Они явились во вспышке красно-белого света. Мгновенно и бесшумно. Словно не минуло многих лет с тех пор, как я общался с ними не как беспомощная марионетка рубина, а как близкий друг, готовый сражаться бок о бок.
— Цузуки-сан?! — это Сузаку.
— Хозяин? — Да, Бьякко, вижу и ты скучал. И я тосковал. Очень.
— Ты?! — это Тода. И лучше мне сейчас отгородиться от того, что творится в их сердцах, иначе сильные эмоции моих шикигами сотрут меня в порошок, сломают в щепки, подхватят вихрем и швырнут с горы в океан.
Они стояли, как вкопанные, лишь миг. Осознав, что здесь никому не грозит опасность, и сражение не требуется, молнией рванули вперёд. Все трое. Бьякко, урча, по-кошачьи ластился к моим рукам, Сузаку то плакала, то смеялась, прижимаясь щекой к моей щеке, и была невыносимо горячей, а Тода, крепко обняв и меня, и своих товарищей, просто ткнулся лбом в мой лоб да так, что чуть не свалил нас с ног.
— Я так рад видеть тебя, хозяин!
— Я тоже. Очень! Всех вас. Простите, что не призвал сюда остальных. Но… я сначала должен побеседовать только с вами. Так вышло, что вы всегда были мне намного ближе других.
— Что стряслось? — Тода слегка взволновался. — Когда мы ощутили энергию твоего призыва, то откликнулись без промедления, но каждый подумал о битве. А тут… пусто. Никого. Что это за место? — он огляделся по сторонам. — И почему ты поставил барьер, если нет врагов?
— Враги придут, и сражение случится, — я тяжело вздохнул. — В августе. В Шабле. Это в Болгарии на берегу Чёрного моря.
— Да-а… Дела, — Тода хмыкнул и почесал шею. — А я думал, всё затихло. Точнее, решил что миры развалятся из-за чёрных дыр. Ошибся! Что ж, нет проблем. Сразимся.
Сузаку всё ещё плакала от радости, а Бьякко — тёрся носом о ладони. Я собирал всё своё мужество, чтобы сказать…
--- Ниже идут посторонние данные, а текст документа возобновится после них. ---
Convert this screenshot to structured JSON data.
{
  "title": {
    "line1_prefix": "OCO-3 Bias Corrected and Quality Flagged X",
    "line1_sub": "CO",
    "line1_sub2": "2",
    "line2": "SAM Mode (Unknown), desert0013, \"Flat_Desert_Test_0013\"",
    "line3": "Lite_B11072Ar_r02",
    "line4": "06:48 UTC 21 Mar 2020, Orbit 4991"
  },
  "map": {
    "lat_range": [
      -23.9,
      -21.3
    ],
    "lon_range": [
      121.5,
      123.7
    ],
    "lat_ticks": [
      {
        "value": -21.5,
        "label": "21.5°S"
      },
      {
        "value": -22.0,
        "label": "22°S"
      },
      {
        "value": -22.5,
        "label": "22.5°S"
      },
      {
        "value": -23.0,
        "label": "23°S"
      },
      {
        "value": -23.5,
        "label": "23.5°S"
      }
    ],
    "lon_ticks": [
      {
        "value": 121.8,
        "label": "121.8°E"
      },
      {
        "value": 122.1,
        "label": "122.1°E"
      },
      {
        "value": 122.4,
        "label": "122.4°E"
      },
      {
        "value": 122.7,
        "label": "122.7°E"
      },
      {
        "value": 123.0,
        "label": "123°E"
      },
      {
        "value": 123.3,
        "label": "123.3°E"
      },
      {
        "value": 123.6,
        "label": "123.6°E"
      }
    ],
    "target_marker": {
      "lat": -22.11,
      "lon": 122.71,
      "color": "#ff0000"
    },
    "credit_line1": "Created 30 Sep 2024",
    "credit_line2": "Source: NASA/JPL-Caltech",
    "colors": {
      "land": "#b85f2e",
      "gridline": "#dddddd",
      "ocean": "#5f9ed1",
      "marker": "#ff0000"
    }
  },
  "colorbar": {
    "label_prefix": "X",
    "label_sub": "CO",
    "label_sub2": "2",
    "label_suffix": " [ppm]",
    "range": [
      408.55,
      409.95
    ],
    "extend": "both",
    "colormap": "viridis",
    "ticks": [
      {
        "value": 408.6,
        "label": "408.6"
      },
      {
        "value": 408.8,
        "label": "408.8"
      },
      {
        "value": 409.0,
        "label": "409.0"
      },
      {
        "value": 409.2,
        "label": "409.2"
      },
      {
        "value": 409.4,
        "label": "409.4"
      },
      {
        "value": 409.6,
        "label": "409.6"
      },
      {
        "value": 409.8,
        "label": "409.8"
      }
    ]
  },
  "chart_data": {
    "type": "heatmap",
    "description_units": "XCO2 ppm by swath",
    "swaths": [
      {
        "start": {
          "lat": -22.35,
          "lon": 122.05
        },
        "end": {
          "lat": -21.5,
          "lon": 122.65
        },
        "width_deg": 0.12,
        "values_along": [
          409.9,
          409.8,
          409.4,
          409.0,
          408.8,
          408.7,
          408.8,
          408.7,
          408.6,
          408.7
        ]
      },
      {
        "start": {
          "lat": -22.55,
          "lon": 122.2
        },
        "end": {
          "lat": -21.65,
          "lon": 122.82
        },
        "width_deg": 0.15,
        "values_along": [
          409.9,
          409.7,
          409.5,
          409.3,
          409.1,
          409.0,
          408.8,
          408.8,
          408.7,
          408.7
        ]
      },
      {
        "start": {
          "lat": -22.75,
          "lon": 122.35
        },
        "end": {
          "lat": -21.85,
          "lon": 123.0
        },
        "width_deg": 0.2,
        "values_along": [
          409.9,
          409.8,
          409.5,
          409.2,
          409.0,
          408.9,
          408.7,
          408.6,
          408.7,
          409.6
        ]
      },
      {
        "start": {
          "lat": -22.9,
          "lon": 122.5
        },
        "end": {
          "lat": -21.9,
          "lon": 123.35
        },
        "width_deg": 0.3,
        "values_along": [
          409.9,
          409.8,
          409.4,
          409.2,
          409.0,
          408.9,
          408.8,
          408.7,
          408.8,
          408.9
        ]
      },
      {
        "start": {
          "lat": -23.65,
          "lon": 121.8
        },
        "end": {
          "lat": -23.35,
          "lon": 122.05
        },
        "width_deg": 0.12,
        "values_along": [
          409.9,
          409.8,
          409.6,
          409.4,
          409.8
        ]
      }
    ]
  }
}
— Я давал вам клятву сражаться вместе не как ваш хозяин, а как друг. И я сдержу слово. Тода, помнишь, когда мы встречались в последний раз, ты сказал: «Страшно жить в мире, который не понимаешь»?
— Помню.
— Мы действительно ничего не понимали: ни ты, ни я. Мы думали тогда, что случится сражение между людьми и богами. Или между демонами и богами. Или между Мэйфу и неведомыми нам силами Хаоса. Но всё куда сложнее! Вы кое-что должны узнать. И, возможно, то, что вы узнаете, поколеблет ваше решение идти за мной в решающий день и помогать мне.
— Что ты говоришь? — Сузаку непонимающе смотрела на меня. — Как мы можем бросить тебя одного? Не будет такого!
— А если я не ваш хозяин? Не тот, кому вы изначально присягали? — печально спросил я. — Что если был другой Цузуки, и он давно погиб? А я всего лишь… Не знаю… Замена? Двойник? Копия?
— Нет-нет-нет! — Сузаку вдруг снова схватила меня в охапку, в то время как Бьякко отпрянул и потерянно взглянул на меня. Не менее испуганно, чем остолбеневший Тода. — Ты — тот, кто мне дороже всех! Тот, кого я люблю! — Сузаку стискивала мои руки, хваталась за мои плечи. — Ты не можешь быть копией!
— Все люди этого мира — копии, — со вздохом признался я. — Каждый по отдельности и все вместе. Неизменным остался только Генсокай и Замок Несотворённой Тьмы. Герцог Астарот, боги, управляющие этим миром, Энма-Дай-О-сама, видимо, тоже не изменились. Как и вы, жители Генсокай. Но остальные… давно не те. И я даже не могу сказать, сколько таких изменений случалось. Одно, два? Миллионы? И вы мне не расскажете и ничем не поможете, потому что Энма, пока был жив, постоянно стирал вашу память. Обо всех мирах и обо всех Цузуки Асато, которых вы знали.